The FAA has signed an agreement with the European Aviation Safety Agency (EASA) and Transport Canada (TCCA) to allow for a more streamlined process as new aviation products are introduced. The agreement eliminates duplicate processes and allows for equipment to be installed into aircraft more quickly, which will save time and money for the industry and regulatory authorities, the FAA said.
As a result of the new agreement, producers of equipment approved under Technical Standard Orders (TSOs) or Supplemental Type Certificates (STCs) will in most cases only have to go through the regulatory process once, whether that process is completed in the U.S., Canada or one of the European countries that fall under EASA’s regulations.

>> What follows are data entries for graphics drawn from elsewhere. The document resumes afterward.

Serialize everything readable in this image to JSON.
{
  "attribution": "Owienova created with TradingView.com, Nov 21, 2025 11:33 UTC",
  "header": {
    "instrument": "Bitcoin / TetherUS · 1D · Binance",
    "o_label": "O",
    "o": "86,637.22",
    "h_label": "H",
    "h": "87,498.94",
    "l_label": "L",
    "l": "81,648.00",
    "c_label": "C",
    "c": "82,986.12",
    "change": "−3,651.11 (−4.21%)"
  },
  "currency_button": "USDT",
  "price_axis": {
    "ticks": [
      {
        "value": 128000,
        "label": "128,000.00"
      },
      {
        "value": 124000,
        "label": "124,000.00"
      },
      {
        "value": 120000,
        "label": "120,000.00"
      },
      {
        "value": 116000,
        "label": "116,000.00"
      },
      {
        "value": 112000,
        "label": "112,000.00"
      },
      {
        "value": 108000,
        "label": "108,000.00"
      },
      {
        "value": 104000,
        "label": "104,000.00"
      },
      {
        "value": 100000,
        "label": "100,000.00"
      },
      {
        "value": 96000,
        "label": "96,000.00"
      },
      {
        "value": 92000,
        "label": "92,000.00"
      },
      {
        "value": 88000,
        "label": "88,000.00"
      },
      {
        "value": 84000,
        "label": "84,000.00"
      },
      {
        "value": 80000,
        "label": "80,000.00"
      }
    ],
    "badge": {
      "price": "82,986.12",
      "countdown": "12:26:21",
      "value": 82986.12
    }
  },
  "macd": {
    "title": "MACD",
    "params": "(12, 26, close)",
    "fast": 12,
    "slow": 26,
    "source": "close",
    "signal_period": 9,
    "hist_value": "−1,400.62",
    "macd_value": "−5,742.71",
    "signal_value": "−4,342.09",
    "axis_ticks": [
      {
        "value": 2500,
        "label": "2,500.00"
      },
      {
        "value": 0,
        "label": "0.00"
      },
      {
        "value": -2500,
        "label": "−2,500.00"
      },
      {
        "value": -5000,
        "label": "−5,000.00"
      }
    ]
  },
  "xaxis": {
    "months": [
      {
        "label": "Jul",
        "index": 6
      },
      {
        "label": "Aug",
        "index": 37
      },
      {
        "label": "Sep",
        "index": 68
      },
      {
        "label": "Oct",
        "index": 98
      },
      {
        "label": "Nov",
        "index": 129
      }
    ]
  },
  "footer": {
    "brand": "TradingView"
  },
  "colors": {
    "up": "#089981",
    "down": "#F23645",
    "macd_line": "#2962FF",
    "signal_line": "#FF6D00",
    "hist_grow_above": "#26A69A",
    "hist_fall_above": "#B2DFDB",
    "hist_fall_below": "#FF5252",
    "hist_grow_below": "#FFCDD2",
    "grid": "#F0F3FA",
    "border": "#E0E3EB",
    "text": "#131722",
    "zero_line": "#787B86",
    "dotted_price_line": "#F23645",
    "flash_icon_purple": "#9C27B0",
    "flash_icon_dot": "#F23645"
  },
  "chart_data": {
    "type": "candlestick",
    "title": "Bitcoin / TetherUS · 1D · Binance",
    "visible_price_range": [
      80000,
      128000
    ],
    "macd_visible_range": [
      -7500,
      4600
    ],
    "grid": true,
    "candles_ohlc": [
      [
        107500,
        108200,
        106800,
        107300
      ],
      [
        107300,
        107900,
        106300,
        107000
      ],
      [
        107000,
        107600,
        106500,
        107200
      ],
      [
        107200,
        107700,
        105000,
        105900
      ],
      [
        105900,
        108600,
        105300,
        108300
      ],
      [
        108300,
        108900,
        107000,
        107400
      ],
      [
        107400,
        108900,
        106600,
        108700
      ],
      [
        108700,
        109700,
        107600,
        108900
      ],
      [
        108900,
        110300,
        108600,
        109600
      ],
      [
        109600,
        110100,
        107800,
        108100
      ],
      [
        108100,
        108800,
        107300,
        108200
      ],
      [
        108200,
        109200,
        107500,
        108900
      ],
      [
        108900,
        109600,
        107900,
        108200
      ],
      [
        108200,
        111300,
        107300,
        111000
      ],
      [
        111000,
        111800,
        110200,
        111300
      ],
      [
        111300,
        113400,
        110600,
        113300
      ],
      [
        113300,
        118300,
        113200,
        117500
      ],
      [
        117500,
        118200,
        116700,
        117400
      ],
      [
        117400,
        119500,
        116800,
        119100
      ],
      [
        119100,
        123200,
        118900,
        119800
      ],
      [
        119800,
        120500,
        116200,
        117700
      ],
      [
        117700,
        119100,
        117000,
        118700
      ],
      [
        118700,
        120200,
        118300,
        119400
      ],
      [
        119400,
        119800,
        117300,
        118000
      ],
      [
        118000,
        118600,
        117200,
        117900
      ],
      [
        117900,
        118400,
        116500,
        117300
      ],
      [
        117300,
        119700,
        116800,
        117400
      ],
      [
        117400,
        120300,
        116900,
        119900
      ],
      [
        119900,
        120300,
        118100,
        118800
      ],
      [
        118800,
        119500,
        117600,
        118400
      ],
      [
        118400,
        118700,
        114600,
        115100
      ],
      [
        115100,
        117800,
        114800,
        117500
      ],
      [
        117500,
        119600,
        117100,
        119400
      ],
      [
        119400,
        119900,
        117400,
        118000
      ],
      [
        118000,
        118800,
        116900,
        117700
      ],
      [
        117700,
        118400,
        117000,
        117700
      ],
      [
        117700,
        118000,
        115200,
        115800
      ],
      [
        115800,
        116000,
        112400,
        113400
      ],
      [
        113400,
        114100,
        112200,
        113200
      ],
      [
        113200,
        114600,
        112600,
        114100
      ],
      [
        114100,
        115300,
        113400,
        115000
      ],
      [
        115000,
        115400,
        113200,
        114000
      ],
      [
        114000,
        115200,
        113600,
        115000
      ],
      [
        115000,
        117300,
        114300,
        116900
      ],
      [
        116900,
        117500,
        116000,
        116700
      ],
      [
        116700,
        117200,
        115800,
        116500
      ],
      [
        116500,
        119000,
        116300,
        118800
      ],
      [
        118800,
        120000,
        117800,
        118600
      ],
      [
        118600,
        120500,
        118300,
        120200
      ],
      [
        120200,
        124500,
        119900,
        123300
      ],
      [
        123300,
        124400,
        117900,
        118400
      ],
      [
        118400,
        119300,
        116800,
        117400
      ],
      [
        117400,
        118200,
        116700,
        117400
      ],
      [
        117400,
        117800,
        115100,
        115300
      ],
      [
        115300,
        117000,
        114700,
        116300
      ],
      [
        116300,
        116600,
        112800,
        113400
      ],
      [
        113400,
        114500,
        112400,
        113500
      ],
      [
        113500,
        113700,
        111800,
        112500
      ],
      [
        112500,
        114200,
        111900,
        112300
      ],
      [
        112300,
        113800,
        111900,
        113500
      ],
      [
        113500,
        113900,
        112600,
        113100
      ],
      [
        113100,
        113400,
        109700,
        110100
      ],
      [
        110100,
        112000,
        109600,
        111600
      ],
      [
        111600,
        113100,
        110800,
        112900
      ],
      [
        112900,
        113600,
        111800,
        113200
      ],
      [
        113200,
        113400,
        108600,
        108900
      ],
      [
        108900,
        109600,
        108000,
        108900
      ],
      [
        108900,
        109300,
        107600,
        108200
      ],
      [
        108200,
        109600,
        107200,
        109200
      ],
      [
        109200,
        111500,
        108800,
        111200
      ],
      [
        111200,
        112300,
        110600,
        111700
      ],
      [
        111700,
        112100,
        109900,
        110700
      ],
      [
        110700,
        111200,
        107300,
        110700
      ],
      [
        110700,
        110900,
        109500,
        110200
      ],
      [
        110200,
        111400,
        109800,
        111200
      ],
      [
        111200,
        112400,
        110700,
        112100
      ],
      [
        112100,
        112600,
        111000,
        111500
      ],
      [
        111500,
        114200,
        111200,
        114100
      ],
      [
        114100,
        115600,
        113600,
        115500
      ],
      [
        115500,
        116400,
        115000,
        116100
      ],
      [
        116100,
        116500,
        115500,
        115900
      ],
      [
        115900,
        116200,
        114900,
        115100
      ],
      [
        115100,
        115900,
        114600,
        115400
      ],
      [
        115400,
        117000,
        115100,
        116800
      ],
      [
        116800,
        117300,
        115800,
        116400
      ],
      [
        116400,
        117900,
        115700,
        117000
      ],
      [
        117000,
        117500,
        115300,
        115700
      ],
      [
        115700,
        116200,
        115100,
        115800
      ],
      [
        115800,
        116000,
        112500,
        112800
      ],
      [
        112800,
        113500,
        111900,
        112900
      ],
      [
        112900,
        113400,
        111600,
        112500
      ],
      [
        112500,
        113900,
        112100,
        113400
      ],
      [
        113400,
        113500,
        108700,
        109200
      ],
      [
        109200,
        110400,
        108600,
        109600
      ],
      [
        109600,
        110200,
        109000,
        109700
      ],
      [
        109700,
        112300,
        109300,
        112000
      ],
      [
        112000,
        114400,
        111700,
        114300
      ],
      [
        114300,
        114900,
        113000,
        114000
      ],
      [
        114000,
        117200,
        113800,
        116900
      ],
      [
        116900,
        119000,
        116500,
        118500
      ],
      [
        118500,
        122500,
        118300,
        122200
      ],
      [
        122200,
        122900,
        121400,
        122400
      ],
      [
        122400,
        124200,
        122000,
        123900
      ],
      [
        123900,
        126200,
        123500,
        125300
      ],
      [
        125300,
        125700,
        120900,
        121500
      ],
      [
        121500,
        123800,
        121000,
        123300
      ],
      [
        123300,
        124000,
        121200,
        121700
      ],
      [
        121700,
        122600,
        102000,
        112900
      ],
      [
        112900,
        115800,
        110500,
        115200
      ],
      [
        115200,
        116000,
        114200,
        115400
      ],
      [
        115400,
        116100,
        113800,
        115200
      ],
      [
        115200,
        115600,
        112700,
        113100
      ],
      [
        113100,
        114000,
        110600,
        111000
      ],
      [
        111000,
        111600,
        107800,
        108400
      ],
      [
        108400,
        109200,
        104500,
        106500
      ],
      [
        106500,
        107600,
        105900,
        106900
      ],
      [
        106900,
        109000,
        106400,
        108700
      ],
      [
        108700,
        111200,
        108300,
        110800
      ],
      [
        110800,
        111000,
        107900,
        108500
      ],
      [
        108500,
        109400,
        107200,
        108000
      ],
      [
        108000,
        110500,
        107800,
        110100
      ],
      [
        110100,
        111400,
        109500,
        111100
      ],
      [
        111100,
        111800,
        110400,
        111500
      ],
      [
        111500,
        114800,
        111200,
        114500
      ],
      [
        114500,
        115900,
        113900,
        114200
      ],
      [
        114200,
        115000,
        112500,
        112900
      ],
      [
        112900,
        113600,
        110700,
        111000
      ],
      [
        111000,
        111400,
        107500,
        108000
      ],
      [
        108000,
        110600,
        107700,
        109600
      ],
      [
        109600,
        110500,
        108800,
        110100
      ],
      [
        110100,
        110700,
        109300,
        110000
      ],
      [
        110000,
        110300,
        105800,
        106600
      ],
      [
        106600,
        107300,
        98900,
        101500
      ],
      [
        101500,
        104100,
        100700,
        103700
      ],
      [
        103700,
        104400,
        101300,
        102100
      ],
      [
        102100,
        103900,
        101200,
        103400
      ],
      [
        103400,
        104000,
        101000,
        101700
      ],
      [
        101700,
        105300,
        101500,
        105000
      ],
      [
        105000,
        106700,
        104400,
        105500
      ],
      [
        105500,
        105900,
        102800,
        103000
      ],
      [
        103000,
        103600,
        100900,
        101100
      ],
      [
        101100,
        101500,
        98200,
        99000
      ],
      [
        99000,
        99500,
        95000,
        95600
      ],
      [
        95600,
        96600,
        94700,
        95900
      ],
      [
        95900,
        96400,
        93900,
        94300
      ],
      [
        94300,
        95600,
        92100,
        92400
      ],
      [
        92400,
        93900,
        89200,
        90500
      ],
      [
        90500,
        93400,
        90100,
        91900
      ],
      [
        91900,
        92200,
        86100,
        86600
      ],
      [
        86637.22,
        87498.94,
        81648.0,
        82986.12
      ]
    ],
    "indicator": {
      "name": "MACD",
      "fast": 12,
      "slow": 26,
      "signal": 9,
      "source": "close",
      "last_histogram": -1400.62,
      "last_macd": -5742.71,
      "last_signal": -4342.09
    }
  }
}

The news came only days before FAA authorization expires, on September 30. In an
effort to keep the FAA operating, house representatives Bill Shuster (R-Pennsylvania) and Paul Ryan (R-Wisconsin) introduced H.R. 3614, which was signed off by the House this weekend. If approved by the Senate, the “Airport and Airway Extension Act of 2015” bill will extend the authorization for the agency to operate until March 31, 2016.
“We hope the Senate will quickly follow suit so we can focus on a longer term FAA reauthorization measure that will deal with more challenging issues, including third-class medical reform,” said Jim Coon, AOPA’s senior vice president of government affairs.